Sports Business Journal reported that DFW sees nearly 200,000 passengers every day, using 22 different airlines from 258 destinations.

“The World Cup even surpasses the Super Bowl, but we are the fourth largest metropolitan area in the country, and we have one of the busiest and largest airports in the world,” said John Ackerman, vice president. Executive, Global Strategy and Development, DFW Airport. “We are well versed in hosting large groups like this. We know how to handle VIPs, and we know how to handle fan volume. »

Dallas Football History: A Passion for the Global Game

This part is multifaceted. You can start with the fact that one of the founding fathers of American football, Lamar Hunt, went to college at SMU and lived in Dallas. Hunt was an early investor in Major League Soccer (MLS), owning two teams: the Columbus Crew and the Kansas City Wizards (now Sporting Kansas City). In 2003 Hunt purchased a third team, the Dallas Burn (now FC Dallas). Lamar Hunt died on December 13, 2006 at Presbyterian Hospital in Dallas from complications related to prostate cancer. The US Open Cup, which dates back to 1913, has been renamed US Open Lamar Hunt Cup in 1999.

The National Football Hall of Fame is located in Frisco, at the south end of FC Dallas’ Toyota Stadium. Throughout the museum there are hundreds of football memorabilia, including FIFA Women’s World Cup trophies, league shirts and a wall of Hall of Fame inductees. USMNT legend and East Texas native Clint Dempsey was inducted this year.

Football culture is deeply rooted in North Texas, from the major leagues to the kids. Dallas is home to the second-largest youth soccer organization in the nation, according to the bid committee. The DFW area hosts many youth soccer tournaments and other events that typically attract hundreds of teams and thousands of young athletes and their families, including the Dallas Cup.

The list of Dallas Cup Distinguished Alumni includes (but is not limited to): David Beckham, Clint Dempsey, Chicharito, Landon Donovan, Raul, Andrea Pirlo, Michael Bradley, Wayne Rooney, Alphonso Davies, Bukayo Saka, Weston McKennie , and Mason Greenwood. In fact, Dallas Cup alumni have played over 500 World Cup matches, according to the event site.

Waiting for 2026

Whether Dallas is chosen or not, interest in the World Cup here in Texas will be very high.

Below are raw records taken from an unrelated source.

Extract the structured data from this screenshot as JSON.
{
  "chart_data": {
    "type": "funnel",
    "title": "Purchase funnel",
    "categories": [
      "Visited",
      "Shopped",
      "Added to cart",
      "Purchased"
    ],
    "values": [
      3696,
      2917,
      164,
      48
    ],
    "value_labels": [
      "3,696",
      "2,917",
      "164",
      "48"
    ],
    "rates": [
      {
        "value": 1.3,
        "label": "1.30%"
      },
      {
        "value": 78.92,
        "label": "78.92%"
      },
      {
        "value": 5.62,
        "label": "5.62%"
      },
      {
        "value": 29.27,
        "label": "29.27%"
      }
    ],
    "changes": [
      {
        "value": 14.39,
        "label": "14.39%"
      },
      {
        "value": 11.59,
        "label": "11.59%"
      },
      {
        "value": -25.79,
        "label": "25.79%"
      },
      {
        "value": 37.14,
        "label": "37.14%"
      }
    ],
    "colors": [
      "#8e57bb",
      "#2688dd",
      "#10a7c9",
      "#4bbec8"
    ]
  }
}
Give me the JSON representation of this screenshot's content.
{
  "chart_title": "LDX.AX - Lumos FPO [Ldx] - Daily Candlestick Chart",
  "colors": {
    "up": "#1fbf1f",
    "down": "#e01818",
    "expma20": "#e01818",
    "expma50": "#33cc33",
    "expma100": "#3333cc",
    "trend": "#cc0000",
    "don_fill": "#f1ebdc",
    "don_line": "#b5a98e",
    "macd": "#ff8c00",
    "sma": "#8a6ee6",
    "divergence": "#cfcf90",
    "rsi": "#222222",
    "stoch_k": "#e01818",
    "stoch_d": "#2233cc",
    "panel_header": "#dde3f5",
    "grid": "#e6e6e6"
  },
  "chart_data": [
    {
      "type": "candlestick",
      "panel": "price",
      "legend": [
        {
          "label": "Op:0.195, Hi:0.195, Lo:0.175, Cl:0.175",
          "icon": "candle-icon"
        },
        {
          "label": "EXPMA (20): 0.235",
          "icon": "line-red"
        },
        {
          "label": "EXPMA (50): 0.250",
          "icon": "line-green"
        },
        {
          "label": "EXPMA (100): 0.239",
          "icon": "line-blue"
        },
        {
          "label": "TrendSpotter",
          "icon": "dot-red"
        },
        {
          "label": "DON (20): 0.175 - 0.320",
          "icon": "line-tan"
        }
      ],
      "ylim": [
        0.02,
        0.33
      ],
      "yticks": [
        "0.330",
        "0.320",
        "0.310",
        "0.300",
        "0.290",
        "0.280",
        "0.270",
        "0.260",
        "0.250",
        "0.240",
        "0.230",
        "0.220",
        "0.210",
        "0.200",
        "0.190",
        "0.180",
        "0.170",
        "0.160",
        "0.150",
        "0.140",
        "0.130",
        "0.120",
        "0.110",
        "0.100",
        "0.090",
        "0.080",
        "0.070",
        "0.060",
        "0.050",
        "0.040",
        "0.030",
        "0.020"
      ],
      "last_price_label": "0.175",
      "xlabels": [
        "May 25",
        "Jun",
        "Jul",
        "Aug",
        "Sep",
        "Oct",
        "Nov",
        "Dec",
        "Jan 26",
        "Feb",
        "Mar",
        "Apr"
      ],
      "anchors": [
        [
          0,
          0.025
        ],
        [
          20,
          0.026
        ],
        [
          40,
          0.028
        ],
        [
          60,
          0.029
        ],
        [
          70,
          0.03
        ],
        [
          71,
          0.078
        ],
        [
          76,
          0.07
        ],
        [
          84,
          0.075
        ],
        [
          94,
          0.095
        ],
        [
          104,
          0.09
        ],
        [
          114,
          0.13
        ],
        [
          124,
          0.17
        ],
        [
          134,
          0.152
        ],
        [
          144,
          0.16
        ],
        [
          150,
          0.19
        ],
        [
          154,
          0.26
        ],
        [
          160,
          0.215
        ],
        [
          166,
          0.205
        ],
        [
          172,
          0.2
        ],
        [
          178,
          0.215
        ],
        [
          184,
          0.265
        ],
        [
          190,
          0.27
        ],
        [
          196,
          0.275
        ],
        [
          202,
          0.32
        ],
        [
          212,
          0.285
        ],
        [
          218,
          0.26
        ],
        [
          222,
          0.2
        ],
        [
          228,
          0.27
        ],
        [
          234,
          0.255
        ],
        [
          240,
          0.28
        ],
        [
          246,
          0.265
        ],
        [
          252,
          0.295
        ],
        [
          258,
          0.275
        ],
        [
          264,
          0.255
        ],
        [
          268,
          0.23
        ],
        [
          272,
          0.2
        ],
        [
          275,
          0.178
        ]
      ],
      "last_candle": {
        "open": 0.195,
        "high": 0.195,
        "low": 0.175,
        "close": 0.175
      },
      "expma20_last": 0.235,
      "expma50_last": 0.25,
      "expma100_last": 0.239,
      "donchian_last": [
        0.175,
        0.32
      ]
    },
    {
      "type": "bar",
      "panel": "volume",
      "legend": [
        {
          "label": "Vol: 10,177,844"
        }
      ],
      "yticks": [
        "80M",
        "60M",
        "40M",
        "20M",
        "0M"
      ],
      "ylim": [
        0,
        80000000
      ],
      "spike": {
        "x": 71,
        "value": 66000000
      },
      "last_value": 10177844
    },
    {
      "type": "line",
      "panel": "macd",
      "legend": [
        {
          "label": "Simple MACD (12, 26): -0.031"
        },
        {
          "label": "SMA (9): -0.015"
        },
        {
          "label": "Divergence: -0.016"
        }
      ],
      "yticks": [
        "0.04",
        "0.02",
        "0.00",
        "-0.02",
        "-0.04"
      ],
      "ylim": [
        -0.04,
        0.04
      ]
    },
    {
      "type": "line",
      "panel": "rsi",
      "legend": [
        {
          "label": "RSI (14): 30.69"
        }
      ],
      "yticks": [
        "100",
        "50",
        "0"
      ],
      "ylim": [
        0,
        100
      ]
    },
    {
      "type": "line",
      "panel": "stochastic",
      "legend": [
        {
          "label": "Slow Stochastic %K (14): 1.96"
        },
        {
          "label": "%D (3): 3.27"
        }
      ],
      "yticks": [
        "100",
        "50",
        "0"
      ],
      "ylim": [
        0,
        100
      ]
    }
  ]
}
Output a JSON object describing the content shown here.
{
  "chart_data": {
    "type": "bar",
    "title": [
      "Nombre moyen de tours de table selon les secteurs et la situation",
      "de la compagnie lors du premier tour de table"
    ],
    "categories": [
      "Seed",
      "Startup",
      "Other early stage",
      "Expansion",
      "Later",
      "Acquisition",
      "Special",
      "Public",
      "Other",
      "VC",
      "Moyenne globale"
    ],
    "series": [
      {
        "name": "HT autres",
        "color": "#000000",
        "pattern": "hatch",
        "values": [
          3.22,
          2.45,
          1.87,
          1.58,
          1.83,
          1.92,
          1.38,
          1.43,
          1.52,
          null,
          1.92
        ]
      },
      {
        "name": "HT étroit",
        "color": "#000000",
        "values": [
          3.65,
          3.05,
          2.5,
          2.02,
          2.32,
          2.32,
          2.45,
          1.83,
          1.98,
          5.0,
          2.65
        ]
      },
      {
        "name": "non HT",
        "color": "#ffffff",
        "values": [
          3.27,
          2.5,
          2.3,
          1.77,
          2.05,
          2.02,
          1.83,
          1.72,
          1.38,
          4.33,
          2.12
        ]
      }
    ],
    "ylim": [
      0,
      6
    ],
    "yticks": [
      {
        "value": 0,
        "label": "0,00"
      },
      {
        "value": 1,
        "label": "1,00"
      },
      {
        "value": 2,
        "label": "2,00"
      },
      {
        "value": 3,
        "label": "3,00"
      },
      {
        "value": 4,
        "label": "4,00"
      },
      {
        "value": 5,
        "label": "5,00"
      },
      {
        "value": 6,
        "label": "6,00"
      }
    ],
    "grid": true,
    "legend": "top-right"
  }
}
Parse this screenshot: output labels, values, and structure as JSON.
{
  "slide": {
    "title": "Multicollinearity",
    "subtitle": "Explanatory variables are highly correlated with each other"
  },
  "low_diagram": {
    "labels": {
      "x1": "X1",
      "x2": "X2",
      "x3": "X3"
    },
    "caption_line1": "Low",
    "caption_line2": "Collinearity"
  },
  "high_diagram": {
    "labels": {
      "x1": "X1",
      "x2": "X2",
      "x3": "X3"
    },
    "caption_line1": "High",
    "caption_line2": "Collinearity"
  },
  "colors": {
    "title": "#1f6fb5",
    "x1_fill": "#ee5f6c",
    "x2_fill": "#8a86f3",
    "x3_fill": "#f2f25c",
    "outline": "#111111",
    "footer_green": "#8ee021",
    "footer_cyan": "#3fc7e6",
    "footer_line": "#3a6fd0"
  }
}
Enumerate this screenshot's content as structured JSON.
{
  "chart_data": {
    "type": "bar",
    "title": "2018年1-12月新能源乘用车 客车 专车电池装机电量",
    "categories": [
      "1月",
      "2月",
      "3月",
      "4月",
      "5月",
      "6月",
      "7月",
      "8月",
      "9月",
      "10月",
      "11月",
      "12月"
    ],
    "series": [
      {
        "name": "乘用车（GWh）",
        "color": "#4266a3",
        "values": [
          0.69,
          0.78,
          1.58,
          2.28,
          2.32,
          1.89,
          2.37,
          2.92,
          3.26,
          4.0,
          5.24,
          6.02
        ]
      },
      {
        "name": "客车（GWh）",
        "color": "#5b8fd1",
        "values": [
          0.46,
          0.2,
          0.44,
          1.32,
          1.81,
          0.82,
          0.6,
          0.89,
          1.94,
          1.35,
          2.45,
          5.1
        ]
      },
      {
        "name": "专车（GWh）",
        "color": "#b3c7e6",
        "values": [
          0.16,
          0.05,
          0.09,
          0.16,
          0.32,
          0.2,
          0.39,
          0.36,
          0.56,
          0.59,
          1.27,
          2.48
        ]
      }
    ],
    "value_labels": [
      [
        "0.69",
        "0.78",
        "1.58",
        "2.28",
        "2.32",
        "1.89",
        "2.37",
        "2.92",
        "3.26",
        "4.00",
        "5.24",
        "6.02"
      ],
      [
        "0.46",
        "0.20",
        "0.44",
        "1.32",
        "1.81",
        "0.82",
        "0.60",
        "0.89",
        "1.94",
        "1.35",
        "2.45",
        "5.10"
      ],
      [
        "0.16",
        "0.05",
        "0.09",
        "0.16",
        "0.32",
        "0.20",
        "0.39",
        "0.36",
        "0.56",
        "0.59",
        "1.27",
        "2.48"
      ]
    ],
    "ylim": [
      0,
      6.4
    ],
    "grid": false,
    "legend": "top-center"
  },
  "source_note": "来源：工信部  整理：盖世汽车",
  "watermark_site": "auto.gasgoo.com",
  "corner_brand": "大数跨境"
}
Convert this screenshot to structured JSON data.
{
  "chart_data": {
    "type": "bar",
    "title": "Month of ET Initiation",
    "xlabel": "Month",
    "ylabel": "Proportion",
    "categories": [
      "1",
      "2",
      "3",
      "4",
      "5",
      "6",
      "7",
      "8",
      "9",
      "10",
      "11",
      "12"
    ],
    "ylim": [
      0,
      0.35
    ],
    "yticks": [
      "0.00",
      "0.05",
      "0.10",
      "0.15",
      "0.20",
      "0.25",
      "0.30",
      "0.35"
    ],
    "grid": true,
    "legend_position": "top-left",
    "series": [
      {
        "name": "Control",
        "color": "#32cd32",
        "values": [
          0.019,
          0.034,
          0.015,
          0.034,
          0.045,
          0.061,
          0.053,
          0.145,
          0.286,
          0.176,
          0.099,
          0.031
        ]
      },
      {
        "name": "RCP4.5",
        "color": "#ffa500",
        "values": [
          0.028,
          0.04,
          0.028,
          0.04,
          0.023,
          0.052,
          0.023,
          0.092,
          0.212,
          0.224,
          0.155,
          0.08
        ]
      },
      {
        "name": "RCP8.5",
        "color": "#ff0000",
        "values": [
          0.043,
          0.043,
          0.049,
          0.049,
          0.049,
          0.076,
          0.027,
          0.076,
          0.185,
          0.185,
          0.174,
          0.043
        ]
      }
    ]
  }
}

AT&T Stadium served as the host site for watch parties during the 2014 World Cup race.

All eyes were on the World Cup here in Texas, and the numbers prove it. Austin, Texas was the top U.S. market at the 2019 Women’s World Cup, according to figures from Nielsen Market Research. The interest in the Lone Star State is there. The opportunity to host just has to be granted. We will find out Thursday, June 16.

The Associated Press contributed to this report.